Afghans are “going to have to figure out how to live their own miserable life.”

Former Republican House speaker Newt Gingrich addresses the Conservative Political Action Conference in Washington DC, February 10
Former Republican House speaker Newt Gingrich addresses the Conservative Political Action Conference in Washington DC, February 10 (Gage Skidmore)

Newt Gingrich on Monday said it was impossible to “fix Afghanistan” in the wake of more than a week of riots over the accidental burning of Qurans at a NATO base in Bagram which has left at least six United States armed forces personnel dead.

The former House speaker, who is a candidate for the Republican Party’s presidential nomination, said Afghans the were “going to have to figure out how to live [their] own miserable life” because they clearly didn’t want to learn “how to be unmiserable” from him.

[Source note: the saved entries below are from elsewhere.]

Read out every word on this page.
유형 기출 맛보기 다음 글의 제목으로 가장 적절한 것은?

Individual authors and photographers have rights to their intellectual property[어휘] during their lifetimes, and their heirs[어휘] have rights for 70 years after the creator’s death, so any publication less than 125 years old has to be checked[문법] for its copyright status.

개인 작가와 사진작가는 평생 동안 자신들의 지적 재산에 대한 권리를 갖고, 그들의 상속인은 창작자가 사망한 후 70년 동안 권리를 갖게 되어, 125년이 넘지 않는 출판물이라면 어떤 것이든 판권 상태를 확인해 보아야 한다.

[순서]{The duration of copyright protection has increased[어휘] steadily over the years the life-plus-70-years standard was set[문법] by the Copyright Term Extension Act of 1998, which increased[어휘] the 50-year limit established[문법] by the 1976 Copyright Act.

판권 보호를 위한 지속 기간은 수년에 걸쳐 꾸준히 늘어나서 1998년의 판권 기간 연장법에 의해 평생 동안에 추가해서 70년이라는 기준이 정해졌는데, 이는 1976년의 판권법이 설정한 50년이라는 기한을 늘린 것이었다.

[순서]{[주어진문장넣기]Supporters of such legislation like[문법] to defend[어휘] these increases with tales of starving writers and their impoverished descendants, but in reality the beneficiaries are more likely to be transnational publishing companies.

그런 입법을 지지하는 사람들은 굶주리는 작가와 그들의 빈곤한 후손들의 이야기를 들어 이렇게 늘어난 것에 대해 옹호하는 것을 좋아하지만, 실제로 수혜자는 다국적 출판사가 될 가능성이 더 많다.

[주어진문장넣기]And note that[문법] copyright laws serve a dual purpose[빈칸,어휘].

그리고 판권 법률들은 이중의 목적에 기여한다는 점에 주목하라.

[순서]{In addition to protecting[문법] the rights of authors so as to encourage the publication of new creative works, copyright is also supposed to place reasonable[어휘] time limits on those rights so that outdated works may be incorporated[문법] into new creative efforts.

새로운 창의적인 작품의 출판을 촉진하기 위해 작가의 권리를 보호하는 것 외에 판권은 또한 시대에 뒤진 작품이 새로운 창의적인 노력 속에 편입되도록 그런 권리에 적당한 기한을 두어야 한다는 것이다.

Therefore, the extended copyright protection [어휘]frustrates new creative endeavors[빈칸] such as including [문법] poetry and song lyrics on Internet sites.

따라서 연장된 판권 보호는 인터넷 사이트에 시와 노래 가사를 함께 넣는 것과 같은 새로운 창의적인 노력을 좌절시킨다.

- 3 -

Gingrich now advocates withdrawal from the country after he pushed for a more aggressive counterinsurgency strategy in July 2010. At the time, he argued that General David Petraeus’ effort didn’t “go deep enough.”

The American public is increasingly weary of the war but Gingrich believes that the fight must be expanded to combat all of radical Islamism.

Last summer, he criticized President Barack Obama for failing to explain how his vision for Afghanistan “connects with a larger strategy for winning the war against radical Islamists.” At his campaign website, Gingrich writes that the United States are “engaged in a long war against radical Islamism.” He has said that framing the war as one against terror, as the Bush Administration did, was a terrible mistake. America is at war with an ideology, he insists.

Yet fighting that ideology doesn’t require boots on the ground anymore in the land from which emanated the most deadly form of religious extremism?